The matchup wasn’t all sunshine and roses for the Vols on Tuesday night. For the first time in quite some time, the Vols offense didn’t show up ready to play.

The one person who did come ready to play though was Turner. The redshirt-sophomore out of Huntsville, Alabama carried Tennessee through an ugly first half. Turner led Tennessee with 16 points on the night, 11 of which came in the first half.

In the opening frame, Turner’s teammates were just 6-of-20 from the field and 0-of-7 from the three-point line while Turner was 4-of-6 from the floor and 3-of-4 from beyond-the-arc.

Despite the offensive struggles in the first half, Tennessee built a 27-26 halftime lead thanks to its play on the defensive end. In the first ten minutes of the half, Kentucky shot just 1-of-9 from the field and turned it over five times. The Cats didn’t score their first field goal until 14 and a half minutes into the game.

The loss of Kyle Alexander played a big role in the Vols’ first half struggles. With 12:25 remaining in the half, Alexander picked up his second foul and was forced to sit on the bench for the remainder of the half. In just six minutes, the junior had scored four points, hauled in two rebounds, blocked two shots and picked up a steal.

Bowden stepped up in the second half while his teammates struggled, scoring 11 of his 13 points in the final 20 minutes.

The affair flipped back-and-forth in the second half, as neither team led by more than three points until Grant Williams knocked down a pair of free throws to take a 50-46 lead.

The Cats would then go on a 7-0 run capped by a Kevin Knox and-one to take a 53-50 lead. Following a pair of Bowden free throws, Tennessee cut the lead to one.

After Kentucky took a 58-56 lead, Alexander forced a game-changing Kentucky turnover. Barnes then called a timeout that set up the Turner three to take the lead–a lead that the Vols wouldn’t give up on their way to just their fifth all-time win in Rupp Arena.

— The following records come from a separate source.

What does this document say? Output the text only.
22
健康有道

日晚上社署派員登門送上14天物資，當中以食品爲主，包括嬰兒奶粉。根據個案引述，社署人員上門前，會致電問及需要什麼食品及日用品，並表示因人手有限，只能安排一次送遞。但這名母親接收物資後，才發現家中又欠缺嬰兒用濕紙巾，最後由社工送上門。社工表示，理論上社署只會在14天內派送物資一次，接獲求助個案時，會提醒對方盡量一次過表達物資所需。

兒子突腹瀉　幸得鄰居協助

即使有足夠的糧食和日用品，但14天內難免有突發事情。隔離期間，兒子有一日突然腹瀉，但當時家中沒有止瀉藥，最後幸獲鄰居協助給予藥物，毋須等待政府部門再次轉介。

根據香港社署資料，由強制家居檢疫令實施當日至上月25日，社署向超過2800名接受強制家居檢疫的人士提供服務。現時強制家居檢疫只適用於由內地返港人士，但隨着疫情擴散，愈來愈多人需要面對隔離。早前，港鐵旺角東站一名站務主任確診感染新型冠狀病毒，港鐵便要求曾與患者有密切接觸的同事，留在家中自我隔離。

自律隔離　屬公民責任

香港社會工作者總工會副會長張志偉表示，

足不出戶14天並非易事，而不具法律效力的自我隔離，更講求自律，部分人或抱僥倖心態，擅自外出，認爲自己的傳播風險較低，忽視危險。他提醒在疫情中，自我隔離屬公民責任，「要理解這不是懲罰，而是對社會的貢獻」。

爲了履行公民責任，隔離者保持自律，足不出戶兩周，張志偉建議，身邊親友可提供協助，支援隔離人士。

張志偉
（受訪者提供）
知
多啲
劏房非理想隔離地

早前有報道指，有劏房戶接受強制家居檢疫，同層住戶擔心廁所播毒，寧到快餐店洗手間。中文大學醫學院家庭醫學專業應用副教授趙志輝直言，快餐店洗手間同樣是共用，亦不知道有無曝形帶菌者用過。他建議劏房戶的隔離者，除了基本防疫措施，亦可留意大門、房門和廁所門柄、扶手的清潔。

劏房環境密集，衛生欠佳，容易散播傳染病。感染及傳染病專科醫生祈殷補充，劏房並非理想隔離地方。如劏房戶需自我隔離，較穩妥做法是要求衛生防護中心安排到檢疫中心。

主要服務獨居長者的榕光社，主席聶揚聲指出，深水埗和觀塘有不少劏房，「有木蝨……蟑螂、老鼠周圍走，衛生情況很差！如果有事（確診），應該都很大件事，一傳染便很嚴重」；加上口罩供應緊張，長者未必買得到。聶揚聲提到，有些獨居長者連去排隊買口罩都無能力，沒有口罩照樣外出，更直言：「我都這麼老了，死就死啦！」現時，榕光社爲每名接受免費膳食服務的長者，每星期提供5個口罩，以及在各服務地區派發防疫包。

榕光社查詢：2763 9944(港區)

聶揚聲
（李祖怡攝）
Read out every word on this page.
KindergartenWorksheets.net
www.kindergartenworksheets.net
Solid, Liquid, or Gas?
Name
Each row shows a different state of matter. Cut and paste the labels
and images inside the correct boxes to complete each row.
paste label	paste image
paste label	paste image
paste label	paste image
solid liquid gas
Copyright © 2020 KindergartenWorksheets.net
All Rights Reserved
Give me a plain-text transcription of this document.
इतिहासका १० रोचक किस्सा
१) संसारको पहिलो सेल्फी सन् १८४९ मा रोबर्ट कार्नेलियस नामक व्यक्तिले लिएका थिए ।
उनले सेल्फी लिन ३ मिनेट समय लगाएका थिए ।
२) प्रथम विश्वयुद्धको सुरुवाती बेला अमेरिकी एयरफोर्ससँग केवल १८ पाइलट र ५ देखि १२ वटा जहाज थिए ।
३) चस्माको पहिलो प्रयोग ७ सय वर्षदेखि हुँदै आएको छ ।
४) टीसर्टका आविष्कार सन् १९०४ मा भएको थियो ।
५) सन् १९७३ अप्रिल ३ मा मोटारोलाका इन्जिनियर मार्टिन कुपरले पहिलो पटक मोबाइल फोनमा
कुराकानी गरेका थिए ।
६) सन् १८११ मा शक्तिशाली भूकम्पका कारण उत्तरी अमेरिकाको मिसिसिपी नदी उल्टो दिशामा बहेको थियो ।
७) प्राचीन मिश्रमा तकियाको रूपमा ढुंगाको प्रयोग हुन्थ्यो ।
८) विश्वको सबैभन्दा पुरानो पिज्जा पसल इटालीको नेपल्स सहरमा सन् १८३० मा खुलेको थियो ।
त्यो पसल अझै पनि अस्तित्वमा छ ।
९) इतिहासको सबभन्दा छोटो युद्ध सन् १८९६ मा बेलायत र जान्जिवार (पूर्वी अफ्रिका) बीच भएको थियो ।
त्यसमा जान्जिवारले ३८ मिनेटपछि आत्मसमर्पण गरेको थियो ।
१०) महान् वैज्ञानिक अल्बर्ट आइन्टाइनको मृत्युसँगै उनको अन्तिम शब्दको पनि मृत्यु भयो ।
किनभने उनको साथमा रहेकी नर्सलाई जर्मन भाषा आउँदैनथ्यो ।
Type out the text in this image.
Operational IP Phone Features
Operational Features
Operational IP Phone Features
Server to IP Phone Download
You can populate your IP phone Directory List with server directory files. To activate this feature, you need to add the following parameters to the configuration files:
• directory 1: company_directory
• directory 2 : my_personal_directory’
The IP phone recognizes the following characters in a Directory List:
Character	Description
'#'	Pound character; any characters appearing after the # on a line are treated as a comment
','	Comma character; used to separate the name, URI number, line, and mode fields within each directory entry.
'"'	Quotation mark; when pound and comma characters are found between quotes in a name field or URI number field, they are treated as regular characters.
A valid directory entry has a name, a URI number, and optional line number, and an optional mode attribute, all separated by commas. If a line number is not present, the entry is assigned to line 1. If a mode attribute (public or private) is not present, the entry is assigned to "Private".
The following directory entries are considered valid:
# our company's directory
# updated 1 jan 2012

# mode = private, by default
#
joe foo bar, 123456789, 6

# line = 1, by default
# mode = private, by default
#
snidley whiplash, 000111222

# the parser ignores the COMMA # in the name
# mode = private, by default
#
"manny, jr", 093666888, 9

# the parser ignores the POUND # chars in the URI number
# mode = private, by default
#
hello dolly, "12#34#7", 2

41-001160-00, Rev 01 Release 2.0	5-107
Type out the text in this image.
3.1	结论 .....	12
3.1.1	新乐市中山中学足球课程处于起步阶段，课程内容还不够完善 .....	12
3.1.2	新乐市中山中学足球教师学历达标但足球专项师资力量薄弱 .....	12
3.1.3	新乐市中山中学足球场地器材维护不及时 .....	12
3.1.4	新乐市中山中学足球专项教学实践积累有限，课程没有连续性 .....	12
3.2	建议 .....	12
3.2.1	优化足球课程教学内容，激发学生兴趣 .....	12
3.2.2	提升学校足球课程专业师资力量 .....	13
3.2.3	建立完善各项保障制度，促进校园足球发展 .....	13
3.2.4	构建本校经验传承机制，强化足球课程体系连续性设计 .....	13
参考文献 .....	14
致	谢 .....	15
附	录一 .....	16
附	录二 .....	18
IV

Bowden would go on to finish with 13 points and eight rebounds on 4-of-8 shooting. Schofield finished with 12 points and six rebounds, while Grant Williams scored 10 points on 8-of-10 shooting from the free throw line.

Tennessee has little time to soak in the victory. The Vols will head to Tuscaloosa Saturday to take on a talented but young Alabama team at 6 p.m. ET.

“This is the best basketball league in the country, and I don’t know why people don’t want to own up to that,” Barnes said as his team gears up for another tough challenge. “If it keeps going like it is right now, this league should have nine teams in the NCAA Tournament. It’s as competitive as any league I’ve coached in.”

“It’s all Alabama now,” Turner said.